Ricardo’s example: “To produce the wine in Portugal, might require only the labour of 80 men for one year, and to produce the cloth in the same country, might require the labour of 90 men for the same time. It would therefore be advantageous for her to export wine in exchange for cloth. This exchange might even take place, notwithstanding that the commodity imported by Portugal could be produced there with less labour than in England. Though she could make the cloth with the labour of 90 men, she would import it from a country where it required the labour of 100 men to produce it, because it would be advantageous to her rather to employ her capital in the production of wine, for which she would obtain more cloth from England, than she could produce by diverting a portion of her capital from the cultivation of vines to the manufacture of cloth.”

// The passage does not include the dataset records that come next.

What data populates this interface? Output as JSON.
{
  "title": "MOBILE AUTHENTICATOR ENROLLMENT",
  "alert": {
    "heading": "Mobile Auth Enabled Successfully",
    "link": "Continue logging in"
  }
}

Ricardo, and defenders of his theory, ignore or downplay a few flaws in this argument.
First, the existence of capital goods. England and Portugal have merrily been producing both goods since time immemorial. There are whole chains in place, equipment built and rebuilt, innovations, buyer and sellers, distribution processes, warehouses, transportation methods, etc.

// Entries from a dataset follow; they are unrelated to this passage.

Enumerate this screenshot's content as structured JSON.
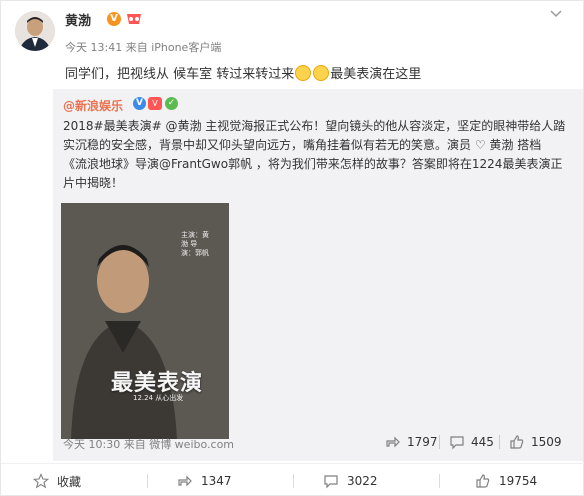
{
  "post": {
    "author": "黄渤",
    "verified_badge": "V",
    "meta": "今天 13:41 来自 iPhone客户端",
    "content_part1": "同学们，把视线从 候车室 转过来转过来",
    "content_part2": "最美表演在这里"
  },
  "repost": {
    "author": "@新浪娱乐",
    "badge_v": "V",
    "badge_vip": "V",
    "badge_c": "✓",
    "line1": "2018#最美表演# @黄渤 主视觉海报正式公布！望向镜头的他从容淡定，坚定的眼神带给人踏",
    "line2": "实沉稳的安全感，背景中却又仰头望向远方，嘴角挂着似有若无的笑意。演员 ♡ 黄渤 搭档",
    "line3": "《流浪地球》导演@FrantGwo郭帆 ，将为我们带来怎样的故事？答案即将在1224最美表演正",
    "line4": "片中揭晓！",
    "poster": {
      "title": "最美表演",
      "date": "12.24 从心出发",
      "credits": "主演：黄渤 导演：郭帆"
    },
    "meta": "今天 10:30 来自 微博 weibo.com",
    "reposts": "1797",
    "comments": "445",
    "likes": "1509"
  },
  "actions": {
    "favorite": "收藏",
    "repost": "1347",
    "comment": "3022",
    "like": "19754"
  },
  "colors": {
    "link": "#eb7350",
    "repost_bg": "#f2f2f5",
    "meta": "#808080"
  }
}
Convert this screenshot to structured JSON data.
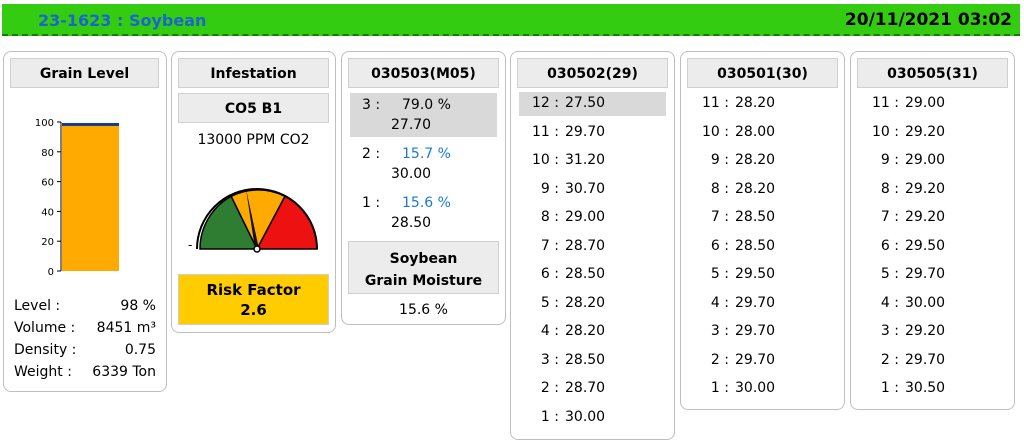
{
  "header": {
    "title": "23-1623 : Soybean",
    "datetime": "20/11/2021 03:02"
  },
  "grain_level": {
    "title": "Grain Level",
    "axis_ticks": [
      "100",
      "80",
      "60",
      "40",
      "20",
      "0"
    ],
    "level_percent": 98,
    "bar_color": "#ffaa00",
    "stats": [
      {
        "label": "Level :",
        "value": "98 %"
      },
      {
        "label": "Volume :",
        "value": "8451 m³"
      },
      {
        "label": "Density :",
        "value": "0.75"
      },
      {
        "label": "Weight :",
        "value": "6339 Ton"
      }
    ]
  },
  "infestation": {
    "title": "Infestation",
    "sensor": "CO5 B1",
    "ppm_text": "13000 PPM CO2",
    "gauge_minus": "-",
    "gauge_colors": [
      "#2e7d32",
      "#ffaa00",
      "#ee1111"
    ],
    "risk_label": "Risk Factor",
    "risk_value": "2.6",
    "risk_color": "#ffcc00"
  },
  "moisture_sensor": {
    "title": "030503(M05)",
    "rows": [
      {
        "num": "3 :",
        "humidity": "79.0 %",
        "temp": "27.70",
        "highlight": true
      },
      {
        "num": "2 :",
        "humidity": "15.7 %",
        "temp": "30.00",
        "highlight": false
      },
      {
        "num": "1 :",
        "humidity": "15.6 %",
        "temp": "28.50",
        "highlight": false
      }
    ],
    "grain_label_line1": "Soybean",
    "grain_label_line2": "Grain Moisture",
    "grain_moisture": "15.6 %"
  },
  "cables": [
    {
      "title": "030502(29)",
      "rows": [
        {
          "num": "12 :",
          "value": "27.50"
        },
        {
          "num": "11 :",
          "value": "29.70"
        },
        {
          "num": "10 :",
          "value": "31.20"
        },
        {
          "num": "9 :",
          "value": "30.70"
        },
        {
          "num": "8 :",
          "value": "29.00"
        },
        {
          "num": "7 :",
          "value": "28.70"
        },
        {
          "num": "6 :",
          "value": "28.50"
        },
        {
          "num": "5 :",
          "value": "28.20"
        },
        {
          "num": "4 :",
          "value": "28.20"
        },
        {
          "num": "3 :",
          "value": "28.50"
        },
        {
          "num": "2 :",
          "value": "28.70"
        },
        {
          "num": "1 :",
          "value": "30.00"
        }
      ]
    },
    {
      "title": "030501(30)",
      "rows": [
        {
          "num": "11 :",
          "value": "28.20"
        },
        {
          "num": "10 :",
          "value": "28.00"
        },
        {
          "num": "9 :",
          "value": "28.20"
        },
        {
          "num": "8 :",
          "value": "28.20"
        },
        {
          "num": "7 :",
          "value": "28.50"
        },
        {
          "num": "6 :",
          "value": "28.50"
        },
        {
          "num": "5 :",
          "value": "29.50"
        },
        {
          "num": "4 :",
          "value": "29.70"
        },
        {
          "num": "3 :",
          "value": "29.70"
        },
        {
          "num": "2 :",
          "value": "29.70"
        },
        {
          "num": "1 :",
          "value": "30.00"
        }
      ]
    },
    {
      "title": "030505(31)",
      "rows": [
        {
          "num": "11 :",
          "value": "29.00"
        },
        {
          "num": "10 :",
          "value": "29.20"
        },
        {
          "num": "9 :",
          "value": "29.00"
        },
        {
          "num": "8 :",
          "value": "29.20"
        },
        {
          "num": "7 :",
          "value": "29.20"
        },
        {
          "num": "6 :",
          "value": "29.50"
        },
        {
          "num": "5 :",
          "value": "29.70"
        },
        {
          "num": "4 :",
          "value": "30.00"
        },
        {
          "num": "3 :",
          "value": "29.20"
        },
        {
          "num": "2 :",
          "value": "29.70"
        },
        {
          "num": "1 :",
          "value": "30.50"
        }
      ]
    }
  ]
}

By handwaving all that away, Ricardo et al. wave away the cost of transformation. It costs money to change manufacturing away from one thing to another. The capital investments need to be recouped at some level or the company behind it will become insolvent. Potentially more people will lose jobs than will be gained with the retooling. If the rewards are worth it, some will try it, but not all. The only way to ensure a transformation would to have the State dictate the change. Otherwise, people might change to the new process, or they might not.
What if we pretend these are new products, and the capital investments haven’t been made yet? The problem is worse, since we have no idea which country will be able to make what at what cost for which price.
Second, human desire. Not everyone wants to switch jobs. People aren’t rational, economic machines. People’s desires in what they want to produce and why are paramount and have more heft than a cold economical model. Yes, some will make the change, no doubt. Profits drive a lot of decisions but not all.
Third, international politics. If England and Portugal have a falling away and sever all ties because Portugal drummed the English in soccer, both countries will suffer more than if they had kept some of the production within their borders. The English won’t be drinking wine and the Portuguese will be walking around in old clothes wondering if they have to switch back to polyester.red-wine-bottle-vector
Fourth, interruptions of delivery. If the shipping routes between the countries stop and stop hard, say the Chunnel is shut down or the Channel is impassible for whatever reasons, like Poseidon has decided to make a come-back by declaring unending animosity against the English bulldog, it will be the same as point number three. Too many sober Englishmen and too many under-dressed Portuguese for anyone’s taste.
Fifth, technology doesn’t stand still, not with any human endeavor. Portugal might discover a better way to produce cloth, say by combining sheep and cotton trees. These mutants take only one man to make as much cloth as they import from England. Sorry, England, you lose the Portuguese cloth market.
Sixth, third parties. What if France can out produce in cloth and wine than either other country? England loses the Portuguese cloth market and Portugal loses the English wine market. Now retooling will have to happen and we’re back to the first point.
Seventh, national interests. Let’s say England’s brightest minds find a way to utilize wine in a critical piece of their defensive structure. British soldiers in all the armed forces are up to 100% more effective with a glass of wine each night. Portugal gets wind of this through their devious Portuguese spies. What do you think is going to happen?
Portugal’s exported wine prices will go up for the English. Anyone selling wine to England will jack up their prices. It will be a price war, trying to determine how much England will be willing to spend on wine.
England’s options aren’t many. She can pay the increased price and try to offset it somehow. She can do without the military advantage. Or, she can go back to producing wine herself, but at this point she’d be behind where she was before that decision to out-source wine production.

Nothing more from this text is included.